Students should be masked when not eating, even when outdoors.  Right now the advice is to avoid all sports that involve shared equipment.  Remember that under almost all circumstances being outdoors is safer than being indoors.  Make being outdoors enjoyable so a maximum number of students are encouraged to be outside.

Notes from the Field

These notes are provided based on years of managing outdoor lunch at one of the middle schools in the county, by the TJMS Community Garden Coordinator/Outdoor Learning Chair. 

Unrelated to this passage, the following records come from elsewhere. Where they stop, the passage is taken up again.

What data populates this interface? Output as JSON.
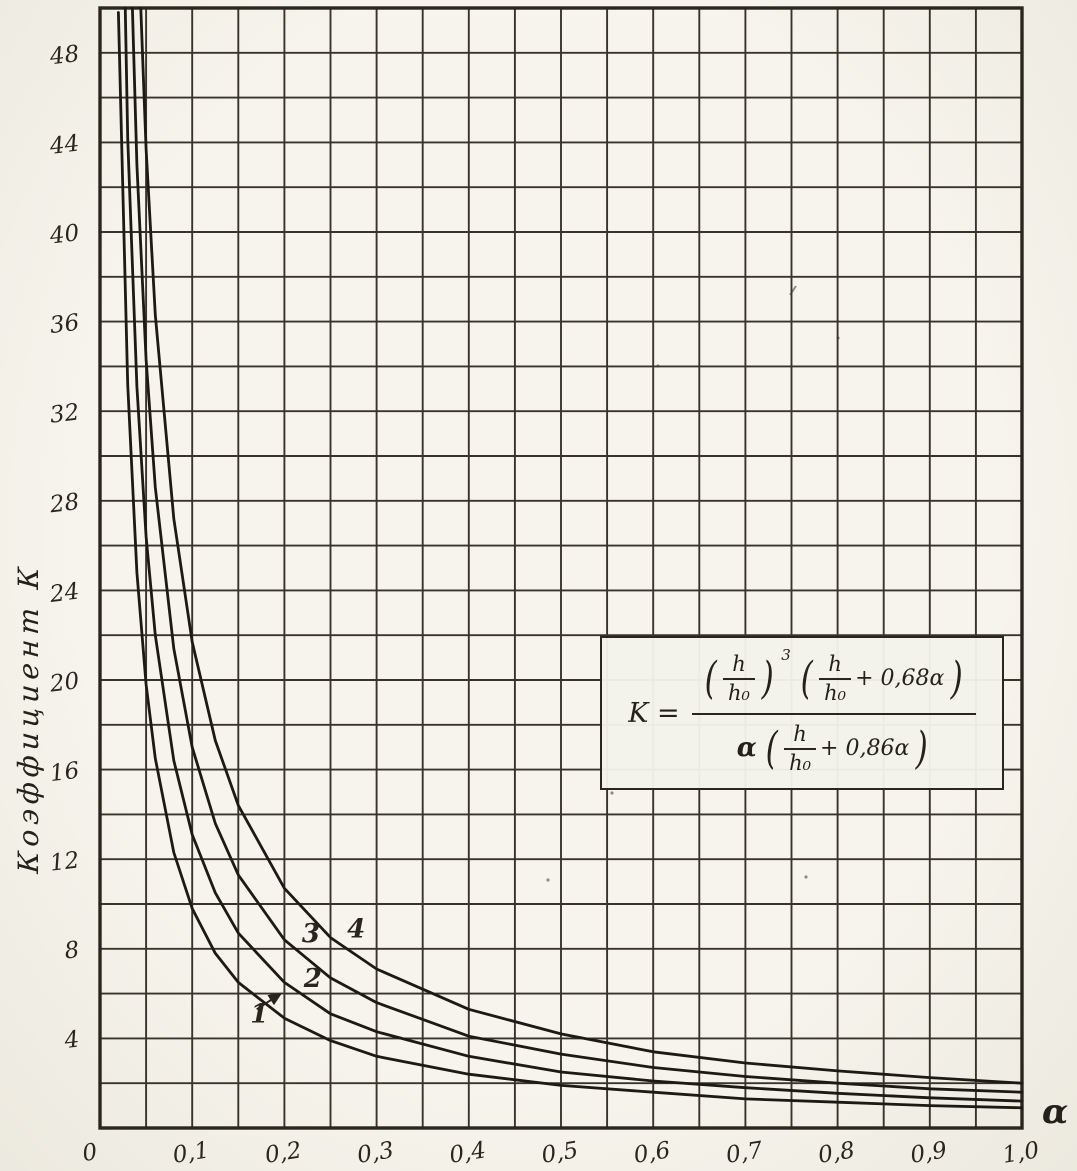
{
  "chart_data": {
    "type": "line",
    "title": "",
    "xlabel": "α",
    "ylabel": "Коэффициент К",
    "xlim": [
      0,
      1.0
    ],
    "ylim": [
      0,
      50
    ],
    "grid": true,
    "x_gridstep": 0.05,
    "y_gridstep": 2,
    "legend_position": "none",
    "x_ticks": [
      {
        "v": 0,
        "label": "0"
      },
      {
        "v": 0.1,
        "label": "0,1"
      },
      {
        "v": 0.2,
        "label": "0,2"
      },
      {
        "v": 0.3,
        "label": "0,3"
      },
      {
        "v": 0.4,
        "label": "0,4"
      },
      {
        "v": 0.5,
        "label": "0,5"
      },
      {
        "v": 0.6,
        "label": "0,6"
      },
      {
        "v": 0.7,
        "label": "0,7"
      },
      {
        "v": 0.8,
        "label": "0,8"
      },
      {
        "v": 0.9,
        "label": "0,9"
      },
      {
        "v": 1.0,
        "label": "1,0"
      }
    ],
    "y_ticks": [
      {
        "v": 4,
        "label": "4"
      },
      {
        "v": 8,
        "label": "8"
      },
      {
        "v": 12,
        "label": "12"
      },
      {
        "v": 16,
        "label": "16"
      },
      {
        "v": 20,
        "label": "20"
      },
      {
        "v": 24,
        "label": "24"
      },
      {
        "v": 28,
        "label": "28"
      },
      {
        "v": 32,
        "label": "32"
      },
      {
        "v": 36,
        "label": "36"
      },
      {
        "v": 40,
        "label": "40"
      },
      {
        "v": 44,
        "label": "44"
      },
      {
        "v": 48,
        "label": "48"
      }
    ],
    "x_shared": [
      0.02,
      0.03,
      0.04,
      0.05,
      0.06,
      0.08,
      0.1,
      0.125,
      0.15,
      0.2,
      0.25,
      0.3,
      0.4,
      0.5,
      0.6,
      0.7,
      0.8,
      0.9,
      1.0
    ],
    "series": [
      {
        "name": "1",
        "y": [
          49.8,
          33.2,
          24.8,
          19.8,
          16.5,
          12.3,
          9.8,
          7.8,
          6.5,
          4.9,
          3.9,
          3.2,
          2.4,
          1.9,
          1.6,
          1.3,
          1.15,
          1.0,
          0.9
        ]
      },
      {
        "name": "2",
        "y": [
          66.3,
          44.2,
          33.1,
          26.4,
          22.0,
          16.4,
          13.1,
          10.5,
          8.7,
          6.5,
          5.1,
          4.3,
          3.2,
          2.5,
          2.1,
          1.8,
          1.55,
          1.35,
          1.2
        ]
      },
      {
        "name": "3",
        "y": [
          86.1,
          57.3,
          43.0,
          34.3,
          28.6,
          21.4,
          17.0,
          13.6,
          11.3,
          8.4,
          6.7,
          5.6,
          4.1,
          3.3,
          2.7,
          2.3,
          2.0,
          1.75,
          1.6
        ]
      },
      {
        "name": "4",
        "y": [
          109.6,
          72.9,
          54.6,
          43.7,
          36.3,
          27.2,
          21.7,
          17.3,
          14.4,
          10.7,
          8.5,
          7.1,
          5.3,
          4.2,
          3.4,
          2.9,
          2.55,
          2.25,
          2.0
        ]
      }
    ],
    "curve_labels": [
      {
        "text": "1",
        "alpha": 0.163,
        "k": 4.7
      },
      {
        "text": "2",
        "alpha": 0.221,
        "k": 6.3
      },
      {
        "text": "3",
        "alpha": 0.219,
        "k": 8.3
      },
      {
        "text": "4",
        "alpha": 0.268,
        "k": 8.5
      }
    ],
    "label_arrow": {
      "from": {
        "alpha": 0.17,
        "k": 5.3
      },
      "to": {
        "alpha": 0.196,
        "k": 6.0
      }
    }
  },
  "formula": {
    "lhs": "K =",
    "open": "(",
    "close": ")",
    "h": "h",
    "h0": "h₀",
    "exponent": "3",
    "num_plus": "+ 0,68α",
    "den_alpha": "α",
    "den_plus": "+ 0,86α"
  }
}
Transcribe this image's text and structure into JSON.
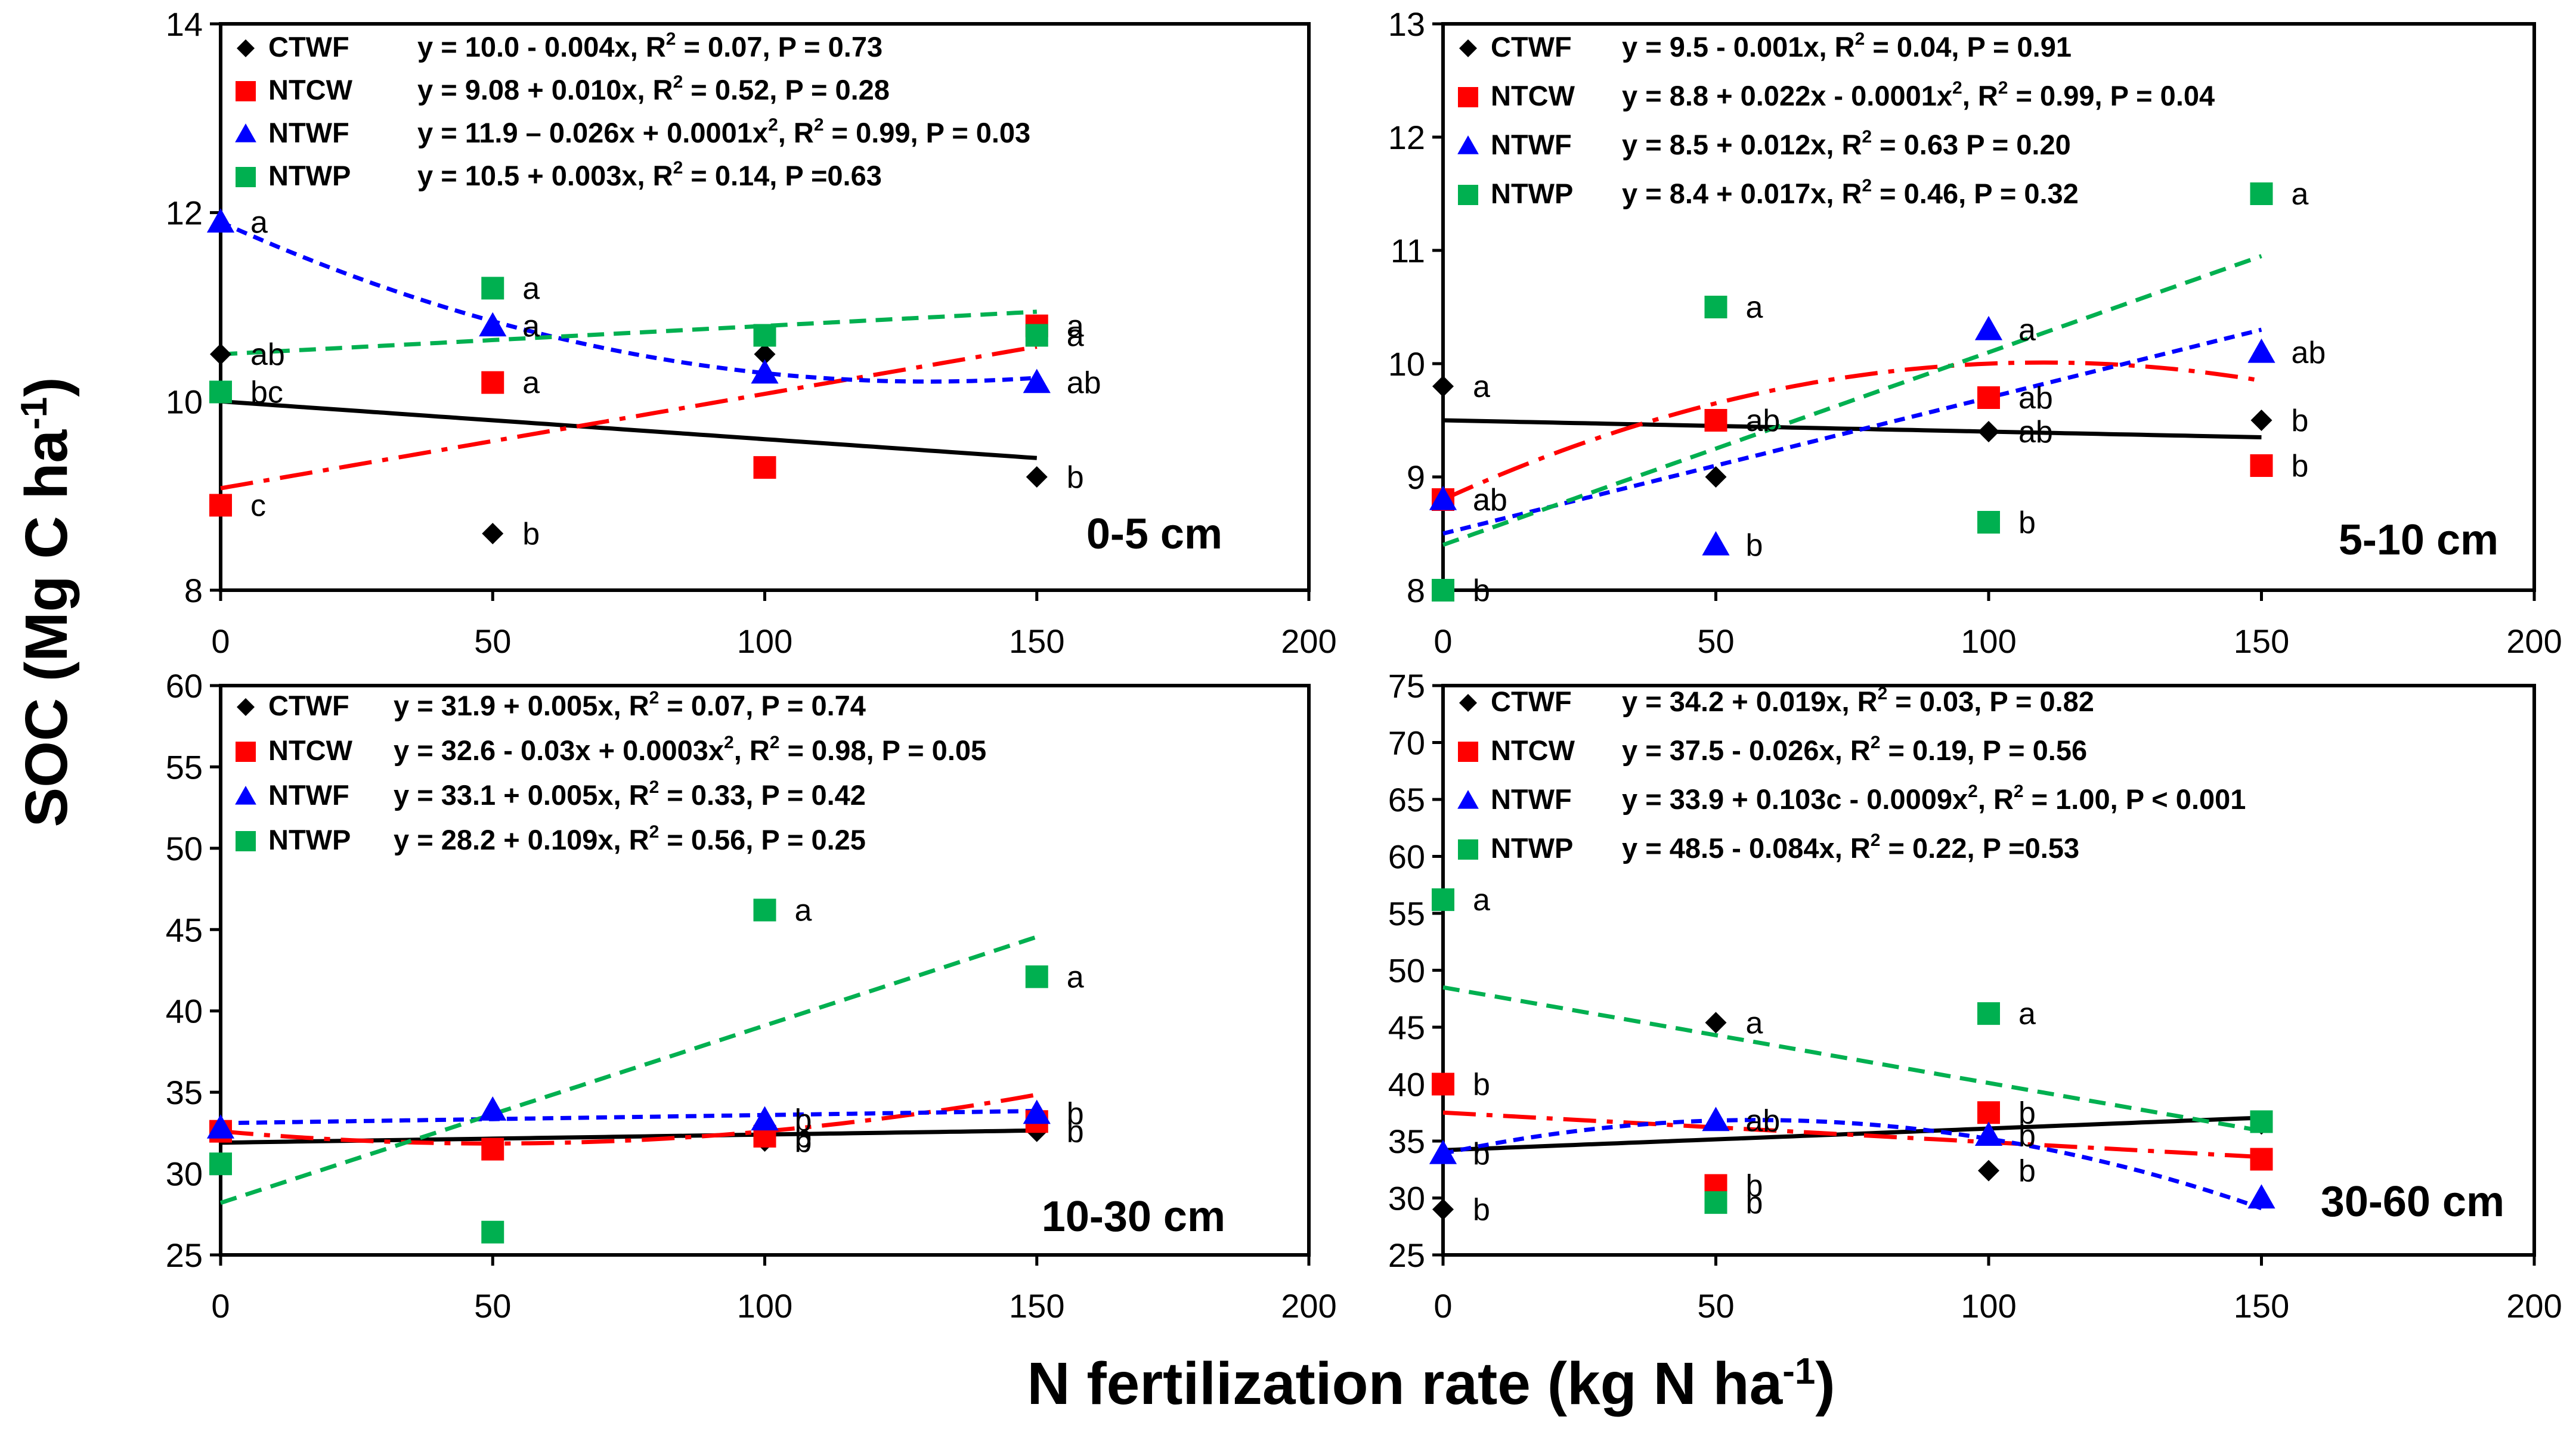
{
  "axis": {
    "ylabel_main": "SOC (Mg C ha",
    "ylabel_sup": "-1",
    "ylabel_end": ")",
    "xlabel_main": "N fertilization rate (kg N ha",
    "xlabel_sup": "-1",
    "xlabel_end": ")"
  },
  "colors": {
    "CTWF": "#000000",
    "NTCW": "#ff0000",
    "NTWF": "#0000ff",
    "NTWP": "#00b050"
  },
  "chart_data": [
    {
      "type": "scatter",
      "title": "0-5 cm",
      "xlim": [
        0,
        200
      ],
      "ylim": [
        8,
        14
      ],
      "xticks": [
        "0",
        "50",
        "100",
        "150",
        "200"
      ],
      "yticks": [
        "8",
        "10",
        "12",
        "14"
      ],
      "legend": [
        {
          "name": "CTWF",
          "pre": "y = 10.0 - 0.004x, R",
          "sup": "2",
          "post": " = 0.07, P = 0.73"
        },
        {
          "name": "NTCW",
          "pre": "y = 9.08 + 0.010x, R",
          "sup": "2",
          "post": " = 0.52, P = 0.28"
        },
        {
          "name": "NTWF",
          "pre": "y = 11.9 – 0.026x + 0.0001x",
          "sup": "2",
          "mid": ", R",
          "sup2": "2",
          "post": " = 0.99, P = 0.03"
        },
        {
          "name": "NTWP",
          "pre": "y = 10.5 + 0.003x, R",
          "sup": "2",
          "post": " = 0.14, P =0.63"
        }
      ],
      "series": [
        {
          "name": "CTWF",
          "marker": "diamond",
          "x": [
            0,
            50,
            100,
            150
          ],
          "y": [
            10.5,
            8.6,
            10.5,
            9.2
          ],
          "letters": [
            "ab",
            "b",
            "",
            "b"
          ],
          "fit": [
            10.0,
            -0.004,
            0
          ]
        },
        {
          "name": "NTCW",
          "marker": "square",
          "x": [
            0,
            50,
            100,
            150
          ],
          "y": [
            8.9,
            10.2,
            9.3,
            10.8
          ],
          "letters": [
            "c",
            "a",
            "",
            "a"
          ],
          "fit": [
            9.08,
            0.01,
            0
          ]
        },
        {
          "name": "NTWF",
          "marker": "triangle",
          "x": [
            0,
            50,
            100,
            150
          ],
          "y": [
            11.9,
            10.8,
            10.3,
            10.2
          ],
          "letters": [
            "a",
            "a",
            "",
            "ab"
          ],
          "fit": [
            11.9,
            -0.026,
            0.0001
          ]
        },
        {
          "name": "NTWP",
          "marker": "square",
          "x": [
            0,
            50,
            100,
            150
          ],
          "y": [
            10.1,
            11.2,
            10.7,
            10.7
          ],
          "letters": [
            "bc",
            "a",
            "",
            "a"
          ],
          "fit": [
            10.5,
            0.003,
            0
          ]
        }
      ]
    },
    {
      "type": "scatter",
      "title": "5-10 cm",
      "xlim": [
        0,
        200
      ],
      "ylim": [
        8,
        13
      ],
      "xticks": [
        "0",
        "50",
        "100",
        "150",
        "200"
      ],
      "yticks": [
        "8",
        "9",
        "10",
        "11",
        "12",
        "13"
      ],
      "legend": [
        {
          "name": "CTWF",
          "pre": "y = 9.5 - 0.001x, R",
          "sup": "2",
          "post": " = 0.04, P = 0.91"
        },
        {
          "name": "NTCW",
          "pre": "y = 8.8 + 0.022x - 0.0001x",
          "sup": "2",
          "mid": ", R",
          "sup2": "2",
          "post": " = 0.99, P = 0.04"
        },
        {
          "name": "NTWF",
          "pre": "y = 8.5 + 0.012x, R",
          "sup": "2",
          "post": " = 0.63 P = 0.20"
        },
        {
          "name": "NTWP",
          "pre": "y = 8.4 + 0.017x, R",
          "sup": "2",
          "post": " = 0.46, P = 0.32"
        }
      ],
      "series": [
        {
          "name": "CTWF",
          "marker": "diamond",
          "x": [
            0,
            50,
            100,
            150
          ],
          "y": [
            9.8,
            9.0,
            9.4,
            9.5
          ],
          "letters": [
            "a",
            "",
            "ab",
            "b"
          ],
          "fit": [
            9.5,
            -0.001,
            0
          ]
        },
        {
          "name": "NTCW",
          "marker": "square",
          "x": [
            0,
            50,
            100,
            150
          ],
          "y": [
            8.8,
            9.5,
            9.7,
            9.1
          ],
          "letters": [
            "ab",
            "ab",
            "ab",
            "b"
          ],
          "fit": [
            8.8,
            0.022,
            -0.0001
          ]
        },
        {
          "name": "NTWF",
          "marker": "triangle",
          "x": [
            0,
            50,
            100,
            150
          ],
          "y": [
            8.8,
            8.4,
            10.3,
            10.1
          ],
          "letters": [
            "ab",
            "b",
            "a",
            "ab"
          ],
          "fit": [
            8.5,
            0.012,
            0
          ]
        },
        {
          "name": "NTWP",
          "marker": "square",
          "x": [
            0,
            50,
            100,
            150
          ],
          "y": [
            8.0,
            10.5,
            8.6,
            11.5
          ],
          "letters": [
            "b",
            "a",
            "b",
            "a"
          ],
          "fit": [
            8.4,
            0.017,
            0
          ]
        }
      ]
    },
    {
      "type": "scatter",
      "title": "10-30 cm",
      "xlim": [
        0,
        200
      ],
      "ylim": [
        25,
        60
      ],
      "xticks": [
        "0",
        "50",
        "100",
        "150",
        "200"
      ],
      "yticks": [
        "25",
        "30",
        "35",
        "40",
        "45",
        "50",
        "55",
        "60"
      ],
      "legend": [
        {
          "name": "CTWF",
          "pre": "y = 31.9 + 0.005x, R",
          "sup": "2",
          "post": " = 0.07, P = 0.74"
        },
        {
          "name": "NTCW",
          "pre": "y = 32.6 - 0.03x + 0.0003x",
          "sup": "2",
          "mid": ", R",
          "sup2": "2",
          "post": " = 0.98, P = 0.05"
        },
        {
          "name": "NTWF",
          "pre": "y = 33.1 + 0.005x, R",
          "sup": "2",
          "post": " = 0.33, P = 0.42"
        },
        {
          "name": "NTWP",
          "pre": "y = 28.2 + 0.109x, R",
          "sup": "2",
          "post": " = 0.56, P = 0.25"
        }
      ],
      "series": [
        {
          "name": "CTWF",
          "marker": "diamond",
          "x": [
            0,
            50,
            100,
            150
          ],
          "y": [
            32.8,
            31.5,
            32.0,
            32.6
          ],
          "letters": [
            "",
            "",
            "b",
            "b"
          ],
          "fit": [
            31.9,
            0.005,
            0
          ]
        },
        {
          "name": "NTCW",
          "marker": "square",
          "x": [
            0,
            50,
            100,
            150
          ],
          "y": [
            32.6,
            31.5,
            32.3,
            33.2
          ],
          "letters": [
            "",
            "",
            "b",
            ""
          ],
          "fit": [
            32.6,
            -0.03,
            0.0003
          ]
        },
        {
          "name": "NTWF",
          "marker": "triangle",
          "x": [
            0,
            50,
            100,
            150
          ],
          "y": [
            32.8,
            33.9,
            33.3,
            33.7
          ],
          "letters": [
            "",
            "",
            "b",
            "b"
          ],
          "fit": [
            33.1,
            0.005,
            0
          ]
        },
        {
          "name": "NTWP",
          "marker": "square",
          "x": [
            0,
            50,
            100,
            150
          ],
          "y": [
            30.6,
            26.4,
            46.2,
            42.1
          ],
          "letters": [
            "",
            "",
            "a",
            "a"
          ],
          "fit": [
            28.2,
            0.109,
            0
          ]
        }
      ]
    },
    {
      "type": "scatter",
      "title": "30-60 cm",
      "xlim": [
        0,
        200
      ],
      "ylim": [
        25,
        75
      ],
      "xticks": [
        "0",
        "50",
        "100",
        "150",
        "200"
      ],
      "yticks": [
        "25",
        "30",
        "35",
        "40",
        "45",
        "50",
        "55",
        "60",
        "65",
        "70",
        "75"
      ],
      "legend": [
        {
          "name": "CTWF",
          "pre": "y = 34.2 + 0.019x, R",
          "sup": "2",
          "post": " = 0.03, P = 0.82"
        },
        {
          "name": "NTCW",
          "pre": "y = 37.5 - 0.026x, R",
          "sup": "2",
          "post": " = 0.19, P = 0.56"
        },
        {
          "name": "NTWF",
          "pre": "y = 33.9 + 0.103c - 0.0009x",
          "sup": "2",
          "mid": ", R",
          "sup2": "2",
          "post": " = 1.00, P < 0.001"
        },
        {
          "name": "NTWP",
          "pre": "y = 48.5 - 0.084x, R",
          "sup": "2",
          "post": " = 0.22, P =0.53"
        }
      ],
      "series": [
        {
          "name": "CTWF",
          "marker": "diamond",
          "x": [
            0,
            50,
            100,
            150
          ],
          "y": [
            29.0,
            45.4,
            32.4,
            36.5
          ],
          "letters": [
            "b",
            "a",
            "b",
            ""
          ],
          "fit": [
            34.2,
            0.019,
            0
          ]
        },
        {
          "name": "NTCW",
          "marker": "square",
          "x": [
            0,
            50,
            100,
            150
          ],
          "y": [
            40.0,
            31.1,
            37.5,
            33.4
          ],
          "letters": [
            "b",
            "b",
            "b",
            ""
          ],
          "fit": [
            37.5,
            -0.026,
            0
          ]
        },
        {
          "name": "NTWF",
          "marker": "triangle",
          "x": [
            0,
            50,
            100,
            150
          ],
          "y": [
            33.9,
            36.8,
            35.5,
            30.0
          ],
          "letters": [
            "b",
            "ab",
            "b",
            ""
          ],
          "fit": [
            33.9,
            0.103,
            -0.0009
          ]
        },
        {
          "name": "NTWP",
          "marker": "square",
          "x": [
            0,
            50,
            100,
            150
          ],
          "y": [
            56.2,
            29.6,
            46.2,
            36.7
          ],
          "letters": [
            "a",
            "b",
            "a",
            ""
          ],
          "fit": [
            48.5,
            -0.084,
            0
          ]
        }
      ]
    }
  ]
}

Worried about how outdoor lunch actually works? Here’s some real talk about managing students, weather, and activities outdoors.

SUPERVISION NOTES

I have found that lunch supervision’s effectiveness is determined more often by the management style of the adults than the number of adults.  We try to always have a minimum of two adults for outdoor time.  The key is to remind yourself what qualifies as age appropriate behavior and triage your interventions to those behaviors which pose life-safety risks or having students’ experiences at lunch unfavorable.  Basically, I don’t get too overly involved unless somebody is going to get hurt or somebody is a victim of taunting, harassment, or some other type of ridicule which could ruin a child’s day.  Ultimately, most days we have two adults inside and two adults outside.  You always need to have two adults because one might become temporarily unavailable due to an unexpected problem.

TIMING NOTES

We allow students who plan to go outside get their lunches first.

WEATHER NOTES

During the school year we use 40 degrees as our determining factor.  Above 40 we go out, less than that we stay in.  The problem is, if you have too few takers to go out you are left with more kids indoors, yet two of the total four lunch staff would still have to go outside with a small group of kids and thus leave a larger group indoors with two staff.   If everything is wet or it’s raining we tend to stay in.

ACTIVITIES NOTES 

During COVID we have been discouraged from any sports which involve close person to person spacing or shared contact of balls, Frisbees, etc.